Wie sich das Familiendrama zunächst weiterentwickelte, ist mir nicht mehr erinnerlich. Leider starb der junge Ehemann schon nach wenigen, glücklich verlebten Jahren seiner Ehe, ohne Kinder zu hinterlassen. Die Herrschaft Schauen fiel daher Seitenverwandten zu, freilich damit auch die Last, meiner Tante Sabine noch beinahe ein halbes Jahrhundert lang die gesetzliche reichsfreiherrliche Witwenpension zahlen zu müssen. Ich habe die liebenswürdige und geistreiche alte Dame zu Kölleda in Thüringen, wohin sie sich zurückgezogen hatte, als junger Artillerieoffizier wiederholt besucht. »Tante Grote« war auch im Alter noch schön und bildete damals den anerkannten Mittelpunkt unserer Familie. Auf uns junge Leute übte sie einen fast unwiderstehlichen Einfluß aus, und es war für uns ein wahrer Genuß, sie von Personen und Anschauungen ihrer für uns beinahe verschollenen Jugendzeit sprechen zu hören.

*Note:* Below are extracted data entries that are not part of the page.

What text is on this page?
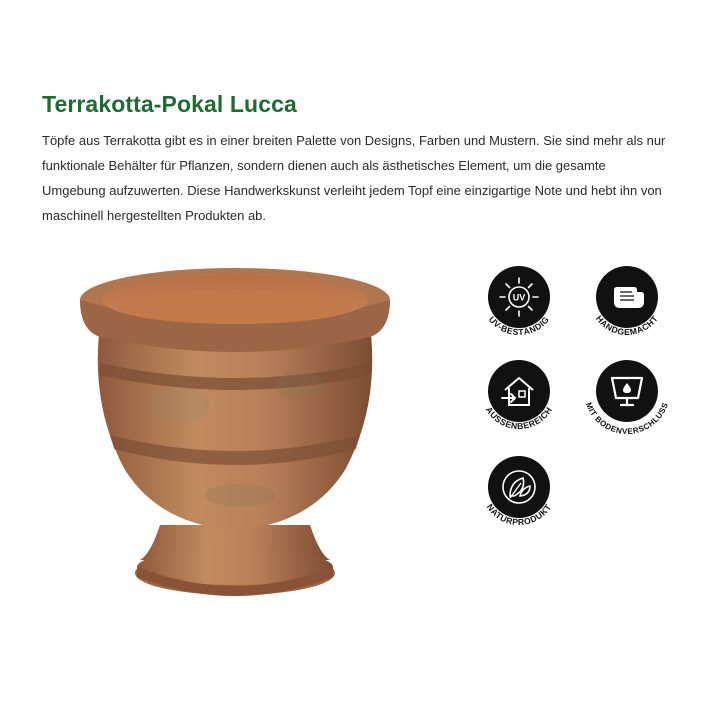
Terrakotta-Pokal Lucca

Töpfe aus Terrakotta gibt es in einer breiten Palette von Designs, Farben und Mustern. Sie sind mehr als nur funktionale Behälter für Pflanzen, sondern dienen auch als ästhetisches Element, um die gesamte Umgebung aufzuwerten. Diese Handwerkskunst verleiht jedem Topf eine einzigartige Note und hebt ihn von maschinell hergestellten Produkten ab.

UV
UV-BESTÄNDIG	HANDGEMACHT
AUSSENBEREICH	MIT BODENVERSCHLUSS
NATURPRODUKT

Mein Vater war ein kluger, hochgebildeter Mann. Er hatte die gelehrte Schule in Ilfeld am Harz und darauf die Universität Göttingen besucht, um sich gründlich für den auch von ihm gewählten landwirtschaftlichen Beruf vorzubilden. Er gehörte mit Herz und Sinn dem Teile der deutschen Jugend an, der, unter den Stürmen der großen Französischen Revolution aufgewachsen, für Freiheit und Deutschlands Einigung schwärmte. Einst wäre er in Kassel beinahe den Schergen Napoleons in die Hände gefallen, als er sich den schwachen Versuchen schwärmender Jünglinge anschloß, die nach der Niederwerfung Preußens noch Widerstand leisten wollten. Nach dem Tode seines Vaters ging er zum Amtsrat Deichmann nach Poggenhagen bei Hannover, um die Landwirtschaft praktisch zu erlernen. Dort verliebte er sich bald in die älteste Tochter des Amtsrats, meine geliebte Mutter Eleonore Deichmann, und heiratete sie trotz seiner Jugend – er war kaum 25 Jahre alt –, nachdem er die Pachtung des Gutes Lenthe übernommen hatte. Zehn Jahre lang führten meine Eltern in Lenthe ein glückliches Leben. Leider waren aber die politischen Verhältnisse Deutschlands und namentlich des wieder unter englische Herrschaft gekommenen Landes Hannover für einen Mann wie meinen Vater sehr niederdrückend. Die englischen Prinzen, die damals in Hannover Hof hielten, kümmerten sich nicht viel um das Wohlergehen des Landes, das sie wesentlich nur als ihr Jagdgebiet betrachteten. Daher waren auch die Jagdgesetze sehr streng, so daß allgemein behauptet wurde, es wäre in Hannover weit strafbarer, einen Hirsch zu töten als einen Menschen! Eine Wildschädigung durch unerlaubte Abwehrmittel, deren mein Vater angeklagt wurde, war auch der Grund, warum er Hannover verließ und sich in Mecklenburg eine neue Heimat suchte.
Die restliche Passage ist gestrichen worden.